Popular books suggest dream images are always symbolic and have only one "particular meaning." For instance, an old, worn out shoe might represent "loss of value and the aging process" to one person, and "comfort that comes with familiarity" to another. Our experience colors the meaning of various symbols in our dreams. If a dreamer is too emotionally close to the dream material to interpret its meaning, the assistance of a therapist trained in dream interpretation may be fruitful.

Each person’s unconscious communication is highly symbolic, visual, and appears non-linear and illogical. The significance of these symbols may be unique to each individual and takes a bit of deciphering.

Research suggests that those who dream in color are usually more aware of their emotions and less fearful of acknowledging them.

Repressed people are not in touch with their emotions, engage in chronic denial and tend not to recall their dreams and if they do recall a dream, it is often in black and white-- a reflection of a life devoid of color.
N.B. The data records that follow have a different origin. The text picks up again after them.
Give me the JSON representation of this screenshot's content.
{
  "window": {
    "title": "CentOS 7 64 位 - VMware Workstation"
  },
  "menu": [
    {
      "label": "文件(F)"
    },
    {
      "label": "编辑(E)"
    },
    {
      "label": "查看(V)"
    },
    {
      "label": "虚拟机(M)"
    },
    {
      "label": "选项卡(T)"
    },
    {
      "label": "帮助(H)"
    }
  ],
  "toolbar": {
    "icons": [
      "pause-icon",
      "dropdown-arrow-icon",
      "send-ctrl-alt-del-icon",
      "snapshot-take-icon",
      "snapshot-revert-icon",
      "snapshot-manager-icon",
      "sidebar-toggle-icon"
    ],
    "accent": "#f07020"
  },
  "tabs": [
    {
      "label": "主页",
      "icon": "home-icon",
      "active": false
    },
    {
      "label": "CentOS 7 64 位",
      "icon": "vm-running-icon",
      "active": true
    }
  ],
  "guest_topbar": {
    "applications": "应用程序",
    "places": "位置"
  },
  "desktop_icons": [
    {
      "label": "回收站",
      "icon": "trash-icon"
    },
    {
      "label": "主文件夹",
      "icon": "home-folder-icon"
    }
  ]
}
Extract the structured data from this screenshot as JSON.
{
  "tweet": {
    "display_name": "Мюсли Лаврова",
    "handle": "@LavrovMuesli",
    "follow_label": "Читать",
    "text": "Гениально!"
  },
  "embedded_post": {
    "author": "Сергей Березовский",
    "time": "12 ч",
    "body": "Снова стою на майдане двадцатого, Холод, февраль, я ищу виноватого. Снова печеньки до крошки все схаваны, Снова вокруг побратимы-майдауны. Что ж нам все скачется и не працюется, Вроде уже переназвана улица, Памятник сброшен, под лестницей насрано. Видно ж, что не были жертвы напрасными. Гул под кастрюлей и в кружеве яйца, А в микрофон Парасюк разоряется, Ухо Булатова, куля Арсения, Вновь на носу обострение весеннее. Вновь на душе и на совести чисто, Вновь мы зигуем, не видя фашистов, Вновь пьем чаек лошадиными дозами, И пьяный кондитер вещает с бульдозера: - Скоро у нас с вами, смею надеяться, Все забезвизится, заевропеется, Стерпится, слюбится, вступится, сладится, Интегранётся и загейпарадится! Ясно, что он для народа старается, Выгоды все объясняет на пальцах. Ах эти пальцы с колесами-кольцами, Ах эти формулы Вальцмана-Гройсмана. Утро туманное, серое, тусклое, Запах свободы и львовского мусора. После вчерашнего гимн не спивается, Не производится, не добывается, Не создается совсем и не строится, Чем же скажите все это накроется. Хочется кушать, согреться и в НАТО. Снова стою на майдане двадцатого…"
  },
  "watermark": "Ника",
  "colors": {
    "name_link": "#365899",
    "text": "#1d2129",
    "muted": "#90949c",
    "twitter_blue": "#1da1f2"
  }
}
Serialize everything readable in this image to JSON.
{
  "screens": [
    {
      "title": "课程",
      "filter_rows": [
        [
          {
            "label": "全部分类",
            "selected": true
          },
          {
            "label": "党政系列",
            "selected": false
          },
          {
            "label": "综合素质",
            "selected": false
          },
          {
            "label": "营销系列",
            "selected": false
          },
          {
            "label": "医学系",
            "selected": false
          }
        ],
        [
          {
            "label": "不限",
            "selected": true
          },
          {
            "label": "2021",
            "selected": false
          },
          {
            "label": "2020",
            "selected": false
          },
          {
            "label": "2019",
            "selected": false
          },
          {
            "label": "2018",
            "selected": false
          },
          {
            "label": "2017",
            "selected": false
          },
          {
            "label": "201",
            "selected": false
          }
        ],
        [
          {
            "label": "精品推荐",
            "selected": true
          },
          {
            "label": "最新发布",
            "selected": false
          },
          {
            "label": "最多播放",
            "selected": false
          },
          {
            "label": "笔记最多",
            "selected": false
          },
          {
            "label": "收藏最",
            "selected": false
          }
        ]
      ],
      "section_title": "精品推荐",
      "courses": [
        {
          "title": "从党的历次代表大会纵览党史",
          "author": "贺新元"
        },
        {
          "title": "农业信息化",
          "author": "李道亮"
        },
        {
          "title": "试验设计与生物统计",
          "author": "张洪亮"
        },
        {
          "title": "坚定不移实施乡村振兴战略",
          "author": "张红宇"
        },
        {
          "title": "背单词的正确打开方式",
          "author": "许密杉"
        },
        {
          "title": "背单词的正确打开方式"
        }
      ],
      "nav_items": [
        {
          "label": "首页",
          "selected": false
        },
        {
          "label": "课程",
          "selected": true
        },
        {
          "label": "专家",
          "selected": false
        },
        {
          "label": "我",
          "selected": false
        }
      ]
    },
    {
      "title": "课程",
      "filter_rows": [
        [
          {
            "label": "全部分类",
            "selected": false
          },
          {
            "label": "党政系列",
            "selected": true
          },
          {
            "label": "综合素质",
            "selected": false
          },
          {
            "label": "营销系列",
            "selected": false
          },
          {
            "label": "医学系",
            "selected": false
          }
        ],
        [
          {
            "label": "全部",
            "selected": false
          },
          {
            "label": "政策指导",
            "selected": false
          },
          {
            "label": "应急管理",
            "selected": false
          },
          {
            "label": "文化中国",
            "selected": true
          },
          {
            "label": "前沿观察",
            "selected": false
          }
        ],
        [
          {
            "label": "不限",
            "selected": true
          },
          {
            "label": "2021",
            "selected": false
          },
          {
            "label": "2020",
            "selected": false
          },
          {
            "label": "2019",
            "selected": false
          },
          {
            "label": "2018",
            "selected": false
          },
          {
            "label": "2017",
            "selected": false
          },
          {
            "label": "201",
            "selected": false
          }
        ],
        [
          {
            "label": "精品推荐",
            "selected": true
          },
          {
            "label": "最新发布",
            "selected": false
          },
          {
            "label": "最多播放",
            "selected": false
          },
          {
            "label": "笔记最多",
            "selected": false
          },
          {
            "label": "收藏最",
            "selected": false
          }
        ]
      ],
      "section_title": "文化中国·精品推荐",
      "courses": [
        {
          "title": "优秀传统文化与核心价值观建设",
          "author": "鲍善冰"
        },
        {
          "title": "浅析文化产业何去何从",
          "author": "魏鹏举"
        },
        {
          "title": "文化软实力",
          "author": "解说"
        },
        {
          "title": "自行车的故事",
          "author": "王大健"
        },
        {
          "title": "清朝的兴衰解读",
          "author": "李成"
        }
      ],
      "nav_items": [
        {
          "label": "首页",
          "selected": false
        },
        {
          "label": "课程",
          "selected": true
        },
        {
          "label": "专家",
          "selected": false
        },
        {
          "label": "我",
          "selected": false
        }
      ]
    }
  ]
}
In a research project at the NASA sleep laboratory a doctoral dissertation by Dr. Ginger Blume demonstrated that the unconscious mind is highly consistent in communicating with the conscious mind, whether an individual is awake and making up a story, simply day dreaming, or dreaming during the night. This consistency is so remarkable, that even an untrained person is capable at a greater than change level, of identifying someone’s dreams, stories, and reveries from a large assortment of various people’s unconscious material. This research helped support the theory that dreams are meaningful and not random mental images.

The peaceful Senoia island culture treats dreams as sacred communication. If one person dreams of harming another, the next day, he or she apologizes to that person. While the Senoia experience a full range of emotions, including anger, aggressive behavior is absent in their society.

Knowing this, you can see why dreams are gifts we give to ourselves, as well as to others.